This well conducted review clearly stated research questions, had defined inclusion and exclusion criteria, and followed QUORUM guidelines. All selections and assessments were made in duplicate, thereby reducing the chance of reviewer error or bias. The authors chose to focus only on studies published in peer-reviewed journals and in the English language. This might have resulted in publication bias, which could affect the validity of the conclusions. The rationale for excluding non-English language studies was unclear. The methods used to select and assess the validity of the included studies seemed appropriate.

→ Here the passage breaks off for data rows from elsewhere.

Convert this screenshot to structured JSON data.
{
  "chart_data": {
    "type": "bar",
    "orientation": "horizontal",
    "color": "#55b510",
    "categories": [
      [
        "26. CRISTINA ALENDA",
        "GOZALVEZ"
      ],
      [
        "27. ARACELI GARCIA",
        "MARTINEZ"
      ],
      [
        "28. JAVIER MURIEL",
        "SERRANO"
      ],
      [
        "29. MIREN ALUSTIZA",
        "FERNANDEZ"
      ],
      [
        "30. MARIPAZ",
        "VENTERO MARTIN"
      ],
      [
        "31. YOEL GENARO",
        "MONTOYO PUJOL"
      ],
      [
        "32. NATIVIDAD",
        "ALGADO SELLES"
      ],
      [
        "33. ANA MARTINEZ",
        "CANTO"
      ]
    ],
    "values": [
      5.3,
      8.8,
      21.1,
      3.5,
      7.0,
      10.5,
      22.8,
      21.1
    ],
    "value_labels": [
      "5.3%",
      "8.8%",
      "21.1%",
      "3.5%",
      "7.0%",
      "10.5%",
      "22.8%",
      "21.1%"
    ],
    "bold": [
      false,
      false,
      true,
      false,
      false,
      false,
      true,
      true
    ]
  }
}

The authors did not use formal statistical methods to assess heterogeneity, although they assessed the effect of each study on the pooled results in a sensitivity analysis and found no evidence that removing any individual study changed the overall conclusion. The random-effects model used to pool the studies appeared appropriate, although given that the outcome was survival, the hazard ratio would have been the most relevant outcome to pool. The authors did not report why they did not use the hazard ratio or if hazard ratios were reported by any of the studies.
The authors only reported results up to 2 years when most of the studies had a follow-up of 5 years. They stated that future research should include longer term follow-up, but did not explain why they had excluded existing evidence about longer term follow-up from the meta-analysis.
The authors stated that there was variation in the treatment regimens used and in the duration of treatment. It was unclear whether this variation was taken into full consideration when drawing conclusions from the analysis. The authors' conclusions seem appropriate based on the results presented in this review. However, it should be noted that the results presented in the paper have been incorrectly reported as the survival difference in months between treatment groups, when it is the difference in the percentage of patients surviving.